The RBI’s financial stability report has on Wednesday highlighted the disconnect between the real economy and equity market yet again.
The central bank observed that Indian equities were trading at rich valuations, with several metrics such as price to earnings multiples, price to book ratio, market cap to GDP and the cyclically adjusted P/E ratio, or Shiller P/E, at above historical averages.
For instance, as on December 13, the one-year forward P/E ratio for India was 35.1 per cent, above its 10-year average, and one of the highest in the world.
Strong investor interest has driven up P/E ratios substantially, the RBI said in its report.
The abnormally higher valuations had pushed up volatility, too. NSE VIX, a volatility gauge, began to rise since September this year after touching a low of 11.8 at the end of July.
The NSE VIX stood at 16.6 as on December 13, a tad higher than its pre-Covid level, though still lower than its 5-year average of 17.8.
Among institutional participants in the cash segment, domestic institutional investors, primarily mutual funds, were net buyers during April-November 2021, offsetting the pullout by foreign portfolio investors.
While the retail holding in NSE listed companies had risen between December 2019 and September this year, their holding in equity mutual funds had seen a decline, the report observed.

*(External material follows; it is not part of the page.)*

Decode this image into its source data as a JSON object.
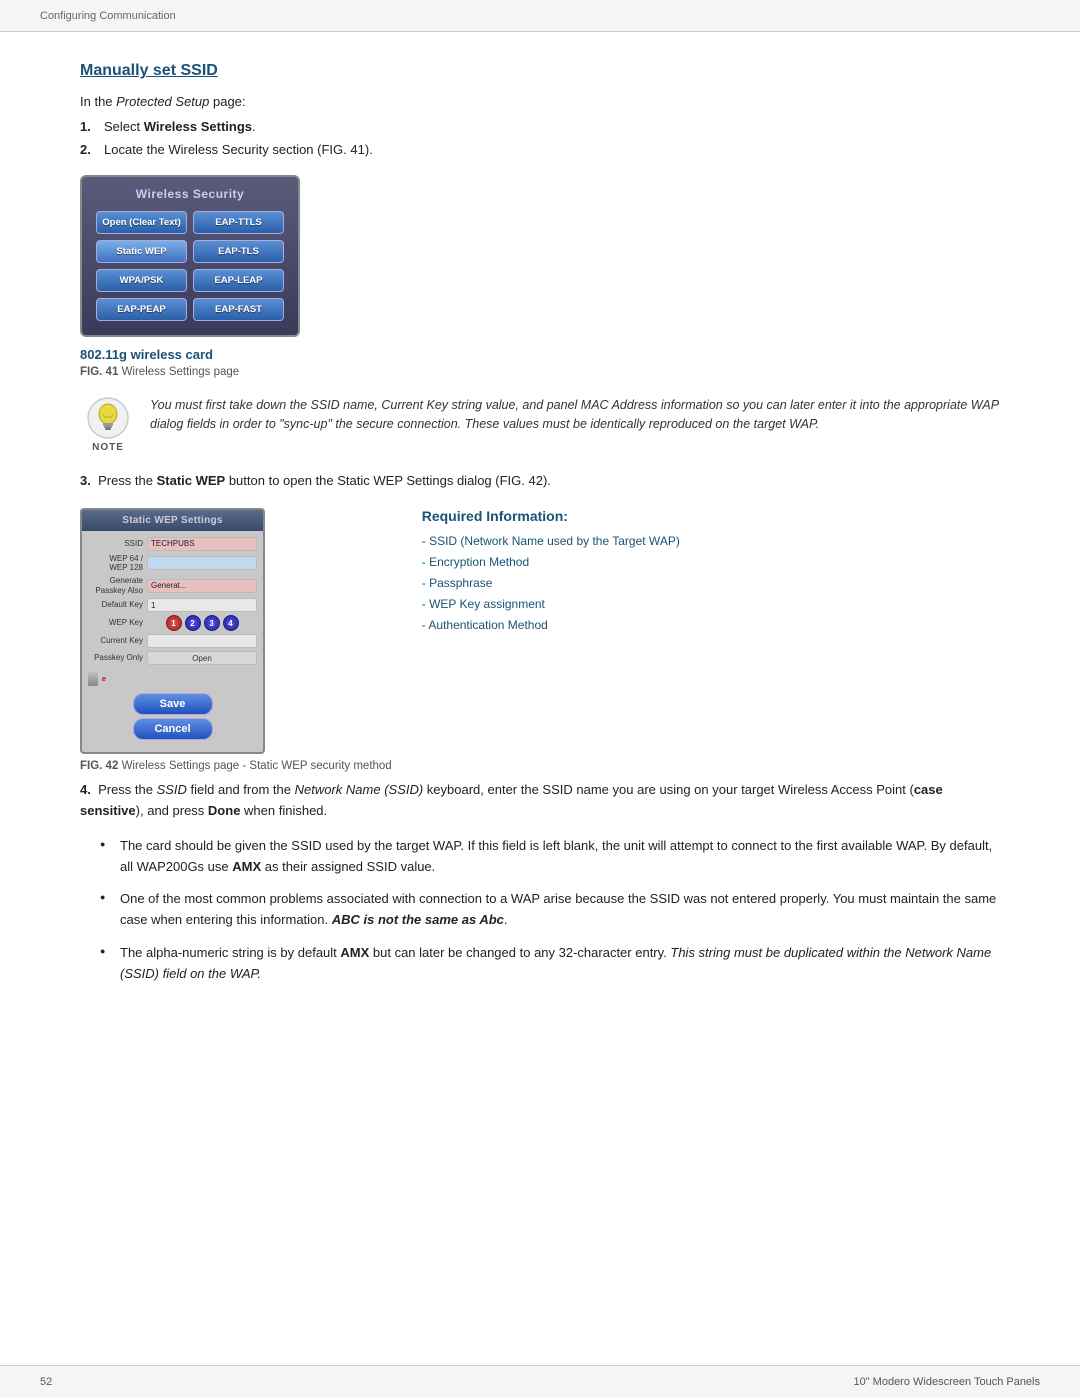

“One of the features of the current rally in the equity market has been the increased participation of retail investors, whose shareholding in companies listed on the National Stock Exchange has increased from 6.4 per cent in December 2019 to 7.1 per cent in September 2021, in value terms,” the report stated, adding that significant increase in retail interest was also visible in the form of increased trading on exchanges, participation in IPOs and in other market segments like futures and options.
On the other hand, the share of retail participation in equity mutual fund schemes has declined from 39 per cent to 38.1 per cent between March and September this year.
That said, the overall assets under management (AUM) of open-ended mutual funds have grown steadily since the pandemic shock of March 2020.
The proportion of liquid assets held by debt MFs is at its highest in the period since the failure of Infrastructure Leasing & Financial Services in mid-2018.
“While this acts as a bulwark against idiosyncratic fund specific shocks, any systemic shock affecting open ended MFs can have significant spillovers on to the secondary G-Sec segment,” the report said.
The RBI also noted that while the aggregate corpus of debt funds had risen, corporate bond holdings of MFs have trended downwards and the portfolio composition in terms of the ratings mix has moved in favour of better rated corporate.
Moreover, it said, a comparison of the median valuation of an illustrative 3-year AAA bond in the MF books vis-a-vis Fixed Income Money Market and Derivatives Association of India (FIMMDA) valuation models revealed that mutual fund bond portfolios are being valued conservatively, in general.